3. Supply chain finance to the rescue
As banks and other lenders have ratcheted back on extending loans to all but the most established companies, working capital providers have seen a significant spike in business. Companies are seeking working capital to stem losses or fund growth, and supply chain financing has emerged as a leading option. Supply chain financing (SCF) offers suppliers access to early payment, albeit at a slight discount, rather than wait 30, 60 or even 90 days after a sale to get paid. Buyers benefit from obtaining discounts by paying early, and suppliers get the benefit of early access to funds without having to tap into their available credit.
In my recent discussion with the CFO of Taulia, a provider of working capital solutions, he felt that their recent surge in volume validated the critical role that supply chain financing can play for businesses seeking working capital. As small business lenders scale back their lending (see the recent travails of Kabbage as an example), a survey by Taulia found that over 60% of businesses are more interested in requesting early payment as a result of the COVID-19 pandemic. Indeed, Taulia reported a 208% increase in early payment volume month-over-month in March, as the economic slowdown took hold.
It’s worth noting that not everyone sees SCF as a panacea. In fact, when implemented by a particularly predatory large company on the purchasing side, their smaller suppliers can be forced into accepting discounts that they may not want to accept. I found it telling that as the use of SCF continues to grow across industries, the Global Supply Chain Finance Forum recently felt compelled to issue a statement against what it says is the bullying and misuse of payables finance programs.
4. Real Time Payments in the US, finally
If you’ve ever conducted a bank-to-bank transfer in the US, you probably know that you can choose either an ACH (Automated Clearing House) transfer, which is cheap but slow, or a wire transfer, which is fast but expensive. Why can’t we have fast and cheap? Well, it looks like that option is finally here in the form of RTP (real time payments) from The Clearing House, a banking association and payments company owned by the world’s largest banks.
Although launched back in 2017, RTP is finally gaining significant traction among banks and corporate payers, resolving the chicken and egg challenge of rolling out a new payment network.

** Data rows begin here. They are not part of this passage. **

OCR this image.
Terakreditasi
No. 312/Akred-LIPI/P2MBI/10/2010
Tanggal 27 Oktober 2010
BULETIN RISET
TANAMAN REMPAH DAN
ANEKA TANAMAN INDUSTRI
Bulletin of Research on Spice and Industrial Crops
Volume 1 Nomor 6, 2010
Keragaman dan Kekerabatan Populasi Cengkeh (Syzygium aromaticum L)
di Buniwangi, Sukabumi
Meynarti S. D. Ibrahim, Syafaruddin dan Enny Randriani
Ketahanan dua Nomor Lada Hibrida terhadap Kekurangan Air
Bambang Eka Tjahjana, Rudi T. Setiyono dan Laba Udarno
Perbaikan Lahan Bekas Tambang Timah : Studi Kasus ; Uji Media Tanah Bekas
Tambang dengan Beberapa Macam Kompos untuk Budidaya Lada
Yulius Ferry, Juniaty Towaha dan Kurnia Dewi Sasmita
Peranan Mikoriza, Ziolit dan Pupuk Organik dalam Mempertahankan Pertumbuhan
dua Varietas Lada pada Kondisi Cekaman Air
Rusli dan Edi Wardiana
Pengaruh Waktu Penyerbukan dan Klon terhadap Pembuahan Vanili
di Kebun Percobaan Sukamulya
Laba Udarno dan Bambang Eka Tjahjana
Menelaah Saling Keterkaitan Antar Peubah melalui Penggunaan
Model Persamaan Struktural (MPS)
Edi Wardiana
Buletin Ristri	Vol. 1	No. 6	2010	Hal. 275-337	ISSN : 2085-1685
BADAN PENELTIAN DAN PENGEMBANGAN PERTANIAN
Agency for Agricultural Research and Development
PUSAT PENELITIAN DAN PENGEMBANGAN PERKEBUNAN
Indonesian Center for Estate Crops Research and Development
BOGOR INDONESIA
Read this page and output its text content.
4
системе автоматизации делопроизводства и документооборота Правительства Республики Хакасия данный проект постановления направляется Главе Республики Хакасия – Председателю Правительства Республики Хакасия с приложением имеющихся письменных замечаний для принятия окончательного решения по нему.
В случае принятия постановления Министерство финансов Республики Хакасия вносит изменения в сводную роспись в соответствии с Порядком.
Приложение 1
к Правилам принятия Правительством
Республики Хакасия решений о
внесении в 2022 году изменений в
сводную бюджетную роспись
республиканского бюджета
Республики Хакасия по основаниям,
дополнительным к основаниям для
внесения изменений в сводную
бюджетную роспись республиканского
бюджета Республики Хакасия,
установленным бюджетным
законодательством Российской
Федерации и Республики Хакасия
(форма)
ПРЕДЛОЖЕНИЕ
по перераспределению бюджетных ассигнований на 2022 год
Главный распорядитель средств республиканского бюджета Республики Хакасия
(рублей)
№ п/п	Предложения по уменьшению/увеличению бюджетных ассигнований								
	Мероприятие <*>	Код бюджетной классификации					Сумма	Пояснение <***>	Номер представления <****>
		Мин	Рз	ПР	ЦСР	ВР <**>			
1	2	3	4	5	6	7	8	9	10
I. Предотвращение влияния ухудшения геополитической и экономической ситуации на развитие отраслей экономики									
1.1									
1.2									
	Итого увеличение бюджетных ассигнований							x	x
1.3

According to The Clearing House, the RTP network is expected to be available to all bank accounts by the end of 2020. And on the corporate side, a recent survey from Citizens Commercial Bank found that 81% of corporations surveyed expected RTP to “dramatically transform the way business is done”. A further nail in the coffin of the paper check.
Following the Money
The current pandemic has forced a reckoning for many companies large and small to reevaluate their existing business practices and react to the rapidly changing environment. Following the money trail for B2B transactions illustrates how key trends are impacting the way businesses work with each other, and shines a spotlight on the huge opportunities for those providers poised to take advantage of this new normal.